在铁存在的情况下,过氧化氢通过超氧化物依赖性和抗坏血酸依赖性形成羟基自由基。乳铁蛋白和转铁蛋白是羟基自由基生成的促进剂吗?
Superoxide-dependent and ascorbate-dependent formation of hydroxyl radicals from hydrogen peroxide in the presence of iron. Are lactoferrin and transferrin promoters of hydroxyl-radical generation?
作者信息
Aruoma O I, Halliwell B
出版信息
Biochem J. 1987 Jan 1;241(1):273-8. doi: 10.1042/bj2410273.
Abstract
Apo-lactoferrin and apo-transferrin protect against iron-ion-dependent hydroxyl-radical (.OH) generation from H2O2 in the presence of superoxide radicals or ascorbic acid at pH 7.4, whether the necessary iron is added as ionic iron or as ferritin.
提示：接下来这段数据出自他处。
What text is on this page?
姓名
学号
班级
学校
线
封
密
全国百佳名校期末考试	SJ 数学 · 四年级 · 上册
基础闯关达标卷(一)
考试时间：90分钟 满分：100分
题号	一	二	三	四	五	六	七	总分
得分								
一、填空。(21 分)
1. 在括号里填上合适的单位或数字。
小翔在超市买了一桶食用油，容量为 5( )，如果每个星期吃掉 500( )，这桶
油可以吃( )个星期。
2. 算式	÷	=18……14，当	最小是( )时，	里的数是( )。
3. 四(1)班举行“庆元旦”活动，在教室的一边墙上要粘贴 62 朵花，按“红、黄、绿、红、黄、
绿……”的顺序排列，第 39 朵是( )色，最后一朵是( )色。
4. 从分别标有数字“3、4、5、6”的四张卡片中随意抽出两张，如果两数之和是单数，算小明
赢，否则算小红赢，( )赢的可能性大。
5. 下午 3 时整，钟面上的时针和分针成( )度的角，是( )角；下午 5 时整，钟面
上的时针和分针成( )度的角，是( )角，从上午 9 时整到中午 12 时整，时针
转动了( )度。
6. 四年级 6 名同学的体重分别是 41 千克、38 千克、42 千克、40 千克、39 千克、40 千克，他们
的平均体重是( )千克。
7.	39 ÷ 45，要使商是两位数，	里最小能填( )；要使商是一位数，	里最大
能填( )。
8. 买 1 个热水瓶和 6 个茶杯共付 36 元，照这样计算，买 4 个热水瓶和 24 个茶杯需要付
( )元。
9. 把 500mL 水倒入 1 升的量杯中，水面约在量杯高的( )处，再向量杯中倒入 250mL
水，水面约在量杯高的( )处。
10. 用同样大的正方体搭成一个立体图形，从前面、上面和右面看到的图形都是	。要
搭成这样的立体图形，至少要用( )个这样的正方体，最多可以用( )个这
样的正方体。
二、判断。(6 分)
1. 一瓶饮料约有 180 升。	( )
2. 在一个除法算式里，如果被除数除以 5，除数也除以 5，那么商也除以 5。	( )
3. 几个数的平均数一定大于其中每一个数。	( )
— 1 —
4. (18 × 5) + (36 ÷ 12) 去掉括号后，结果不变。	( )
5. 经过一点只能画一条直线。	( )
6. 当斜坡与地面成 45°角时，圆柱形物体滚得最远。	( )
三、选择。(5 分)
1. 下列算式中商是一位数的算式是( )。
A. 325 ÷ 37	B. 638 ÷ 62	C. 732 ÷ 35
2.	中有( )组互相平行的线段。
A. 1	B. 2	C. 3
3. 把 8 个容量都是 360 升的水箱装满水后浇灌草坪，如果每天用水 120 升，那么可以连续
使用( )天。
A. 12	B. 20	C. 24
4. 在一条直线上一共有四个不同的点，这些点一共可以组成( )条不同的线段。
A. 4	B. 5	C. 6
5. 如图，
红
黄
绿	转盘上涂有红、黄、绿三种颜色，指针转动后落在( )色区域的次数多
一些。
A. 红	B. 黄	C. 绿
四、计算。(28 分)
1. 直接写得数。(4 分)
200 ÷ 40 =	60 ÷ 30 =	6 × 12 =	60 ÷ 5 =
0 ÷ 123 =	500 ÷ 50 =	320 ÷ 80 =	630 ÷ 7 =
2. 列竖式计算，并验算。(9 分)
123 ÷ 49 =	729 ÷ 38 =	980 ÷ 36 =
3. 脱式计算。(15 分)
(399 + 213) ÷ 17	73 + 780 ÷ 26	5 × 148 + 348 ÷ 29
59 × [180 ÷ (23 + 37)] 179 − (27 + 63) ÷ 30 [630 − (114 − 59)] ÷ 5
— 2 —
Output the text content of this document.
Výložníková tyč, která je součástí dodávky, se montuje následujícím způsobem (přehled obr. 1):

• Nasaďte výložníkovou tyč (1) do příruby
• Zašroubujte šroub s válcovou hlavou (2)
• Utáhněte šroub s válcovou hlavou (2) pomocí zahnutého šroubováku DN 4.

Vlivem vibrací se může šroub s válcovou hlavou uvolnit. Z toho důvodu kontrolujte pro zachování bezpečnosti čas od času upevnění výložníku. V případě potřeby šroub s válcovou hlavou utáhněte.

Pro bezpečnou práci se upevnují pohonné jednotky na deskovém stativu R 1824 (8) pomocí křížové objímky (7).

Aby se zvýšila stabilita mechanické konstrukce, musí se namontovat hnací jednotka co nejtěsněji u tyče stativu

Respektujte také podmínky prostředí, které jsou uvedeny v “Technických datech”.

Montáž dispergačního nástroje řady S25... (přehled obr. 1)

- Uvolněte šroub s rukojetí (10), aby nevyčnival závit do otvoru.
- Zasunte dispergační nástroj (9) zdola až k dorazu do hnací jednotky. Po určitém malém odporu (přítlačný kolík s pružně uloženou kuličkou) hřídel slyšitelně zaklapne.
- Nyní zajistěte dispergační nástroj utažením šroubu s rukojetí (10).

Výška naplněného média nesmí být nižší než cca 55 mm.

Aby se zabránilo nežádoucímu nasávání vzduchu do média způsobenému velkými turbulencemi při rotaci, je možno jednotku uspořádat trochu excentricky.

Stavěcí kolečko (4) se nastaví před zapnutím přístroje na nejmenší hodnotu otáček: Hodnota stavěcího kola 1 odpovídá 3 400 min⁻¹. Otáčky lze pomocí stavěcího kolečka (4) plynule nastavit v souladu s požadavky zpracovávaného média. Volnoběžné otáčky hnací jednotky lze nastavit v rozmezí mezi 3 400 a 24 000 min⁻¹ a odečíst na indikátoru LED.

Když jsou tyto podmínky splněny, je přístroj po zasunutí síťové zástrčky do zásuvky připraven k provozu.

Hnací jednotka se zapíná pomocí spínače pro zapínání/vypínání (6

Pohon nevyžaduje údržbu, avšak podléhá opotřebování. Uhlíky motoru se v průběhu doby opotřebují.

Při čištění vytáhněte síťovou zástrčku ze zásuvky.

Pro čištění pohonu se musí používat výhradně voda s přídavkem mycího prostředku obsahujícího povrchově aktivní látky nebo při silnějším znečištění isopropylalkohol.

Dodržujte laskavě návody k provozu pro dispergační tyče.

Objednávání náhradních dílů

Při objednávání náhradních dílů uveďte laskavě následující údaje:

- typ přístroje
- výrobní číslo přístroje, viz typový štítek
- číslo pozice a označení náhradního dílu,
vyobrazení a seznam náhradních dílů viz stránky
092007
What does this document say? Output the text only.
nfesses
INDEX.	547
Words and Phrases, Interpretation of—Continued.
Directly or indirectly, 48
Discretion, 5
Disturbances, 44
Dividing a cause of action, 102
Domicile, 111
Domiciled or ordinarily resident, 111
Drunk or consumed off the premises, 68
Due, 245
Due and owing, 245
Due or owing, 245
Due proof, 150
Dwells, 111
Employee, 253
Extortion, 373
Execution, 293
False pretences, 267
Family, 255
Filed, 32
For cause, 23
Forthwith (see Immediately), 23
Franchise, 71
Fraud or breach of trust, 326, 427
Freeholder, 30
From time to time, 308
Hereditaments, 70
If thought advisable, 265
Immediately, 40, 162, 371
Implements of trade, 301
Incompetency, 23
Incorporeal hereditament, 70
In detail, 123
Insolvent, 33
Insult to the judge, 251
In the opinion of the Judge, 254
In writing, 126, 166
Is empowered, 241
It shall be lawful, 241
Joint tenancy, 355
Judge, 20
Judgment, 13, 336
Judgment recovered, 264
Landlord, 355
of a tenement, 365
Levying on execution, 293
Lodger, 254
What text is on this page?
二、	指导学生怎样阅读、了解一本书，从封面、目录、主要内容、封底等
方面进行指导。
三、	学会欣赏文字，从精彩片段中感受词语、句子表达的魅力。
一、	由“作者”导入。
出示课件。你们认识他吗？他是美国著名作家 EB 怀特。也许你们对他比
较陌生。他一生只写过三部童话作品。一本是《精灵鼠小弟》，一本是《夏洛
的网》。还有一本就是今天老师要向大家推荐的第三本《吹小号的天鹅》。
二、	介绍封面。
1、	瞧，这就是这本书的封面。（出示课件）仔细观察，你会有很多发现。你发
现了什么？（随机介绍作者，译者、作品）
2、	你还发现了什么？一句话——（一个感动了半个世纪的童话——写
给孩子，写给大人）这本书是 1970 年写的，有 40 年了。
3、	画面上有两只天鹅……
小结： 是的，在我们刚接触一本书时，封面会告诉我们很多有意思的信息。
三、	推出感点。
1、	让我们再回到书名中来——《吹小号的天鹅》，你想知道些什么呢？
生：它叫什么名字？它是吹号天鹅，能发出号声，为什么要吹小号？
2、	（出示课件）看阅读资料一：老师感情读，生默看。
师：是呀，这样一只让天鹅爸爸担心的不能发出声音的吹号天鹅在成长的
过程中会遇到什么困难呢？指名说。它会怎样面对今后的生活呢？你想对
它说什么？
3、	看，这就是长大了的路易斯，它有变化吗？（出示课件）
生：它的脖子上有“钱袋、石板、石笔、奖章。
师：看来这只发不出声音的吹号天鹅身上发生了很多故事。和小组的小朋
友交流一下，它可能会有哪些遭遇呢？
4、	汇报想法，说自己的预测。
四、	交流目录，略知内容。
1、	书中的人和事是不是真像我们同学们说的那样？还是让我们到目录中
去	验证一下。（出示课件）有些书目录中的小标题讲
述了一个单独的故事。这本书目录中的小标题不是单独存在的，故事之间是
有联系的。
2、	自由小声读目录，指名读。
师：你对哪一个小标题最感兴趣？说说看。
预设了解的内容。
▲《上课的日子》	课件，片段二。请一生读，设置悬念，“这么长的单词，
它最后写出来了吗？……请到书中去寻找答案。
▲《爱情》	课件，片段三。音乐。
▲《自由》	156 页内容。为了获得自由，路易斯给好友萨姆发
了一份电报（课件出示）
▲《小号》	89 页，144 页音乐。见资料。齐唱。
Iron-loaded transferrin and lactoferrin [2 mol of Fe(III)/mol] show no protective ability, but do not themselves accelerate .OH production unless chelating agents are present in the reaction mixture, especially if the proteins are incorrectly loaded with iron. At acidic pH values, the protective ability of the apoproteins is diminished, and the fully iron-loaded proteins can release some iron in a form able to accelerate .OH generation. The physiological significance of these observations is discussed.
摘要
脱铁乳铁蛋白和脱铁转铁蛋白可在pH 7.4条件下,于超氧自由基或抗坏血酸存在时,防止H2O2产生铁离子依赖性羟基自由基(·OH),无论所需铁是以离子铁还是铁蛋白形式添加。铁负载的转铁蛋白和乳铁蛋白[2摩尔Fe(III)/摩尔]没有保护能力,但除非反应混合物中存在螯合剂,否则它们本身不会加速·OH的产生,尤其是当蛋白质中铁负载不正确时。在酸性pH值下,脱辅基蛋白的保护能力会减弱,而完全铁负载的蛋白质会以能够加速·OH生成的形式释放一些铁。讨论了这些观察结果的生理学意义。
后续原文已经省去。